Frequently Asked Questions
Is the BOLT score the same as the Control Pause in Buteyko?
The Control Pause (CP) is the traditional Buteyko equivalent. The BOLT and CP are essentially the same test: hold after relaxed exhale until first urge to breathe. McKeown standardized it as "BOLT" in his Oxygen Advantage work. Different names for functionally equivalent measurements.
What if my BOLT score is very low (under 10 seconds)?
Under 10 seconds indicates significant CO2 intolerance. Start with nasal breathing as the primary intervention — don't push into aggressive reduced-breathing training initially. The nose-switching technique (pressing one nostril at a time) and gentle breath holds are appropriate starting points. Progress gradually. If you have asthma or other respiratory conditions, consult your physician before starting CO2 tolerance training.

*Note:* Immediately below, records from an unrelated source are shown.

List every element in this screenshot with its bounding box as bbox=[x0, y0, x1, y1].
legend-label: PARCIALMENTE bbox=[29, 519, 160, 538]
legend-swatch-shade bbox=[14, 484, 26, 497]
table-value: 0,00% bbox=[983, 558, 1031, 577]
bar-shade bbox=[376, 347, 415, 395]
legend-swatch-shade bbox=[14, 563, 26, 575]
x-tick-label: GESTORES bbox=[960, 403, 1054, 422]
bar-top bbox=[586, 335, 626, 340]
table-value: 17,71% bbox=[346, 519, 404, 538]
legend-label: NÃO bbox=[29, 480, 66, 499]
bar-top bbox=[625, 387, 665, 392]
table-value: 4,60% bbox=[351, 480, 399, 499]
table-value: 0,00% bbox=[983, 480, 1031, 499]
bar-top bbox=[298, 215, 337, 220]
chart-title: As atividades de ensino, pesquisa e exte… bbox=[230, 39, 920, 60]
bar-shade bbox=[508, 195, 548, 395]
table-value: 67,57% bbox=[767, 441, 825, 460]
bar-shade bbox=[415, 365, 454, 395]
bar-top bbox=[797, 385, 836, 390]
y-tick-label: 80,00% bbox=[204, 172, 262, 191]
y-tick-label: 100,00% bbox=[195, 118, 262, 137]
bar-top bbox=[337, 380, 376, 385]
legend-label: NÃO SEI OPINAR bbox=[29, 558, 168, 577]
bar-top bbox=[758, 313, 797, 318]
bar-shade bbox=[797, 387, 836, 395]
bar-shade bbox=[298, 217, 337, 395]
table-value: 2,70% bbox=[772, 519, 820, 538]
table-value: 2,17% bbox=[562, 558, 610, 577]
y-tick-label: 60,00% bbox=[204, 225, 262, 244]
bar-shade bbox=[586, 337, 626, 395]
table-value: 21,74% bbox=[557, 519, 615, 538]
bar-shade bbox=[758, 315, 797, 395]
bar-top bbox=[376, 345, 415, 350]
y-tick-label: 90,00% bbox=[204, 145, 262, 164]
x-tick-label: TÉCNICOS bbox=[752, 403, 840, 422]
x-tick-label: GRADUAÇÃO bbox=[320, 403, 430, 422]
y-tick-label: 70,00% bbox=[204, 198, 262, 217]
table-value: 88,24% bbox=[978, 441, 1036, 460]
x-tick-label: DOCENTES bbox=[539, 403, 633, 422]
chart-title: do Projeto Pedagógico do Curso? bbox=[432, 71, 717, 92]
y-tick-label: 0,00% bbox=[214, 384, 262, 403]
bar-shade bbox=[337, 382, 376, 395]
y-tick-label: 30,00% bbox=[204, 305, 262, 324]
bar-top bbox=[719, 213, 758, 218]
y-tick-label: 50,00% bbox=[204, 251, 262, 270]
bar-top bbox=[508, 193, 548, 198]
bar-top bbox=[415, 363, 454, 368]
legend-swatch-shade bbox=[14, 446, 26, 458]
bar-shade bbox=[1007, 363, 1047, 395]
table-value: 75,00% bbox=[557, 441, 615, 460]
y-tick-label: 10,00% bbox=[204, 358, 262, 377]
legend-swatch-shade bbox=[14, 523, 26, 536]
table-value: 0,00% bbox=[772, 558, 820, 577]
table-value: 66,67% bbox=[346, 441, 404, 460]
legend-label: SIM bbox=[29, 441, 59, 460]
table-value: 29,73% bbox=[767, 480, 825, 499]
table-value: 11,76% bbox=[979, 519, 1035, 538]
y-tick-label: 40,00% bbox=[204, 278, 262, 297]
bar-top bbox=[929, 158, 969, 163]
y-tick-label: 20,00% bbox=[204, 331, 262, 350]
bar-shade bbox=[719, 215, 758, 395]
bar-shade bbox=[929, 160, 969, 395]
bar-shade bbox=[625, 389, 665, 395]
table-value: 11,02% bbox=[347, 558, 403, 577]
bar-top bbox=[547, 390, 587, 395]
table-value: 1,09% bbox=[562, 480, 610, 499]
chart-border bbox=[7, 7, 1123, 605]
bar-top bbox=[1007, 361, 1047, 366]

Can BOLT score be too high?
There's no documented harm from very high BOLT scores (50+ seconds). Some breath-hold athletes train to extreme breath-hold times, which requires separate training. The BOLT is not a competition for maximum hold time — it's a standardized measure of the first urge.
Does the BOLT score change throughout the day?
Yes — BOLT score is typically highest in the morning after sleep (when breathing rate has been lower during sleep) and lower after exercise, stress, or meals. Test under consistent conditions for reliable trend data.
Should I do the BOLT test through the mouth if I'm a mouth breather?
The BOLT test should always be after normal nasal exhalation and the nose should be pinched closed. This standardizes the test. If you're a mouth breather, your BOLT score reflects your current CO2 tolerance — and shows you what to work on.
What BOLT score should I aim for?
25 seconds is a meaningful threshold — reaching 25 represents moving from clearly below-optimal to functional. 40+ seconds is excellent and appropriate for athletes or serious practitioners. For most non-athletes, targeting 25–35 seconds over several months of consistent practice is a realistic and meaningful goal.